PS 73:13 Surely in vain have I kept my heart pure;

in vain have I washed my hands in innocence.

PS 73:14 All day long I have been plagued;

I have been punished every morning.

He reminds me a bit of Job. Job had everything – but then everything is taken away from him: his home, family, possessions, his health. He’s plagued by every ailment. And his wife tells him that he should just curse God and die, because there’s no point to being pure any longer. Look where it’s got you, she says. Have you gained anything? Just give away this faith of yours.

Asaph seems to be going through the same sort of thing. He’s seriously tempted to give it all away. He tries to understand it all, but he can’t. It’s oppressive to him.

You know when you’re trying to understand that elusive maths problem, or that complex theological idea or, if you’re like me, the exact way that new bit of furniture you just bought should be put together – and you wrack your brains but you just can’t get it. Asaph can’t get it, either.

But then there’s a moment for him. For me, that’s the moment I decide to embrace my feelings of inadequacy and read the instruction booklet. There’s a moment when it just clicks. Vs 16-17:

PS 73:16 When I tried to understand all this,

it was oppressive to me

PS 73:17 till I entered the sanctuary of God;

then I understood their final destiny.

Notice where he is when he gets this revelation. He’s in the sanctuary of God. And what I think that suggests is that we can’t understand these things on our own. We need God to show us.

What Asaph understands is this – he realizes the finally destiny of these wicked men, these people he has envied so much. And when he realizes this, he doesn’t envy them anymore.
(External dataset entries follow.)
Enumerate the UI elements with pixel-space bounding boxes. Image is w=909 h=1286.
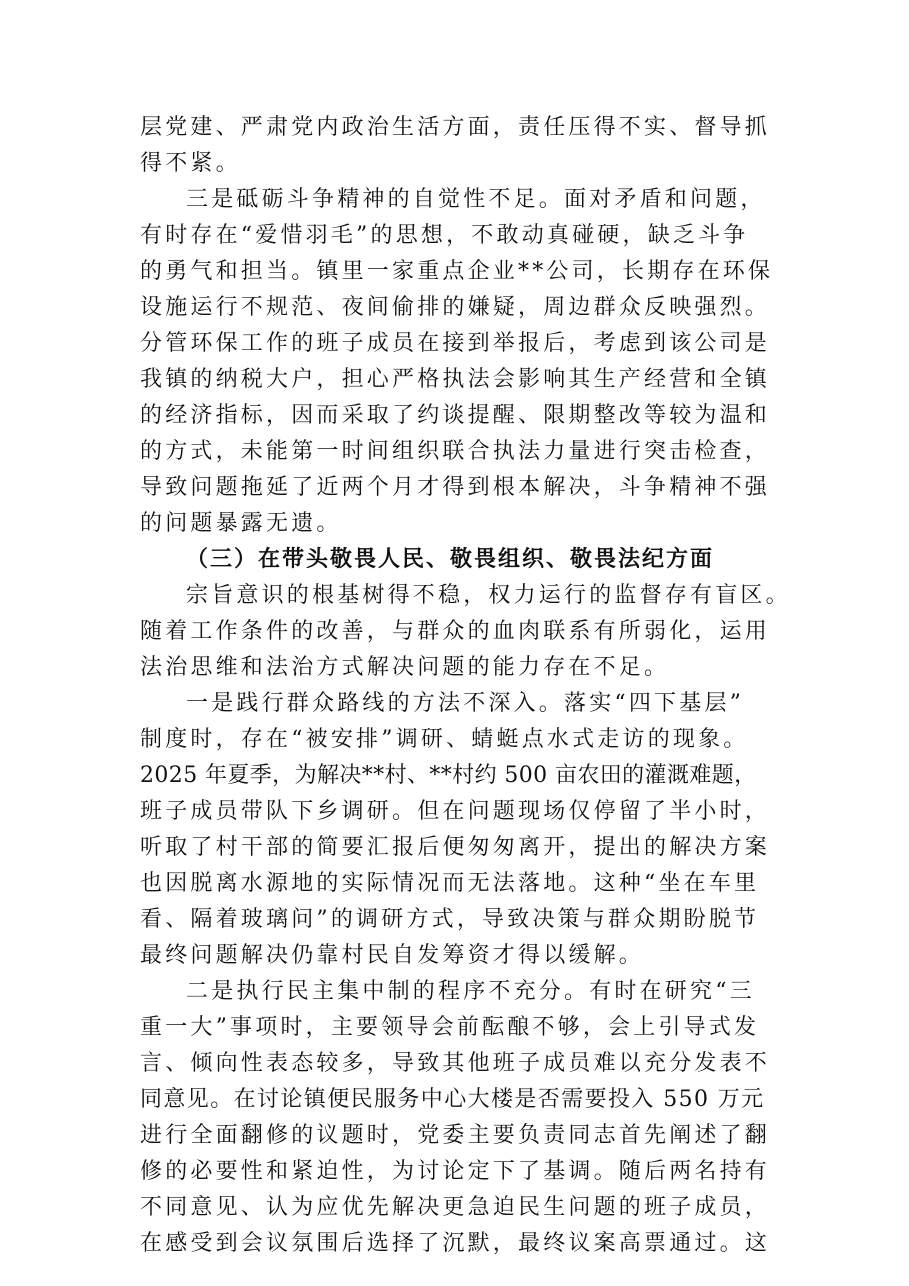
paragraph-line: 随着工作条件的改善，与群众的血肉联系有所弱化，运用 bbox=[140, 619, 771, 644]
paragraph-line: 不同意见、认为应优先解决更急迫民生问题的班子成员， bbox=[140, 1195, 771, 1220]
paragraph-line: 进行全面翻修的议题时，党委主要负责同志首先阐述了翻 bbox=[140, 1123, 771, 1148]
paragraph-line: 也因脱离水源地的实际情况而无法落地。这种“坐在车里 bbox=[140, 871, 760, 896]
paragraph-line: 法治思维和法治方式解决问题的能力存在不足。 bbox=[140, 655, 670, 680]
paragraph-line: 我镇的纳税大户，担心严格执法会影响其生产经营和全镇 bbox=[140, 367, 771, 392]
paragraph-line: 一是践行群众路线的方法不深入。落实“四下基层” bbox=[186, 691, 745, 716]
paragraph-line: 2025 年夏季，为解决**村、**村约 500 亩农田的灌溉难题， bbox=[140, 763, 757, 788]
section-heading: （三）在带头敬畏人民、敬畏组织、敬畏法纪方面 bbox=[186, 547, 715, 572]
paragraph-line: 二是执行民主集中制的程序不充分。有时在研究“三 bbox=[186, 979, 755, 1004]
paragraph-line: 在感受到会议氛围后选择了沉默，最终议案高票通过。这 bbox=[140, 1231, 771, 1256]
paragraph-line: 有时存在“爱惜羽毛”的思想，不敢动真碰硬，缺乏斗争 bbox=[140, 223, 749, 248]
paragraph-line: 的勇气和担当。镇里一家重点企业**公司，长期存在环保 bbox=[140, 259, 774, 284]
paragraph-line: 导致问题拖延了近两个月才得到根本解决，斗争精神不强 bbox=[140, 475, 771, 500]
paragraph-line: 宗旨意识的根基树得不稳，权力运行的监督存有盲区。 bbox=[186, 583, 791, 608]
paragraph-line: 层党建、严肃党内政治生活方面，责任压得不实、督导抓 bbox=[140, 115, 771, 140]
paragraph-line: 看、隔着玻璃问”的调研方式，导致决策与群众期盼脱节 bbox=[140, 907, 760, 932]
paragraph-line: 三是砥砺斗争精神的自觉性不足。面对矛盾和问题， bbox=[186, 187, 766, 212]
paragraph-line: 得不紧。 bbox=[140, 151, 241, 176]
paragraph-line: 的问题暴露无遗。 bbox=[140, 511, 342, 536]
paragraph-line: 最终问题解决仍靠村民自发筹资才得以缓解。 bbox=[140, 943, 645, 968]
paragraph-line: 修的必要性和紧迫性，为讨论定下了基调。随后两名持有 bbox=[140, 1159, 771, 1184]
paragraph-line: 分管环保工作的班子成员在接到举报后，考虑到该公司是 bbox=[140, 331, 771, 356]
paragraph-line: 重一大”事项时，主要领导会前酝酿不够，会上引导式发 bbox=[140, 1015, 760, 1040]
paragraph-line: 言、倾向性表态较多，导致其他班子成员难以充分发表不 bbox=[140, 1051, 771, 1076]
paragraph-line: 设施运行不规范、夜间偷排的嫌疑，周边群众反映强烈。 bbox=[140, 295, 771, 320]
paragraph-line: 听取了村干部的简要汇报后便匆匆离开，提出的解决方案 bbox=[140, 835, 771, 860]
paragraph-line: 的方式，未能第一时间组织联合执法力量进行突击检查， bbox=[140, 439, 771, 464]
paragraph-line: 同意见。在讨论镇便民服务中心大楼是否需要投入 550 万元 bbox=[140, 1087, 765, 1112]
paragraph-line: 制度时，存在“被安排”调研、蜻蜓点水式走访的现象。 bbox=[140, 727, 749, 752]
paragraph-line: 的经济指标，因而采取了约谈提醒、限期整改等较为温和 bbox=[140, 403, 771, 428]
paragraph-line: 班子成员带队下乡调研。但在问题现场仅停留了半小时， bbox=[140, 799, 771, 824]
Just over a year ago, Kerry Packer died. You’ve probably all heard of him. Richest man in Australia, he was. When he died there were memorial services, TV specials, an outpouring of praise for this “Great Australian”. Now I’m not going to compare Packer to an Adolf Hitler, but he was like many ultra-rich people – he did what he needed to to get to the top and stay there. He never paid his fair share of tax. He smoked and drank heavily. He had a foul mouth and a violent temper. His biographer Paul Barry said “his god was money and he worshipped devoutly” He had been ill on and off for some time. Several years ago he had a serious health scare where his heart stopped for several minutes before he was resuscitated. And when he had recovered he spoke to the media and said “when I died there was nothing there. There is no God, and there is no heaven.” This is what he said, word for word, in answer to a question: “I’ve been to the other side, and let me tell you son: there’s nothing ***** there!”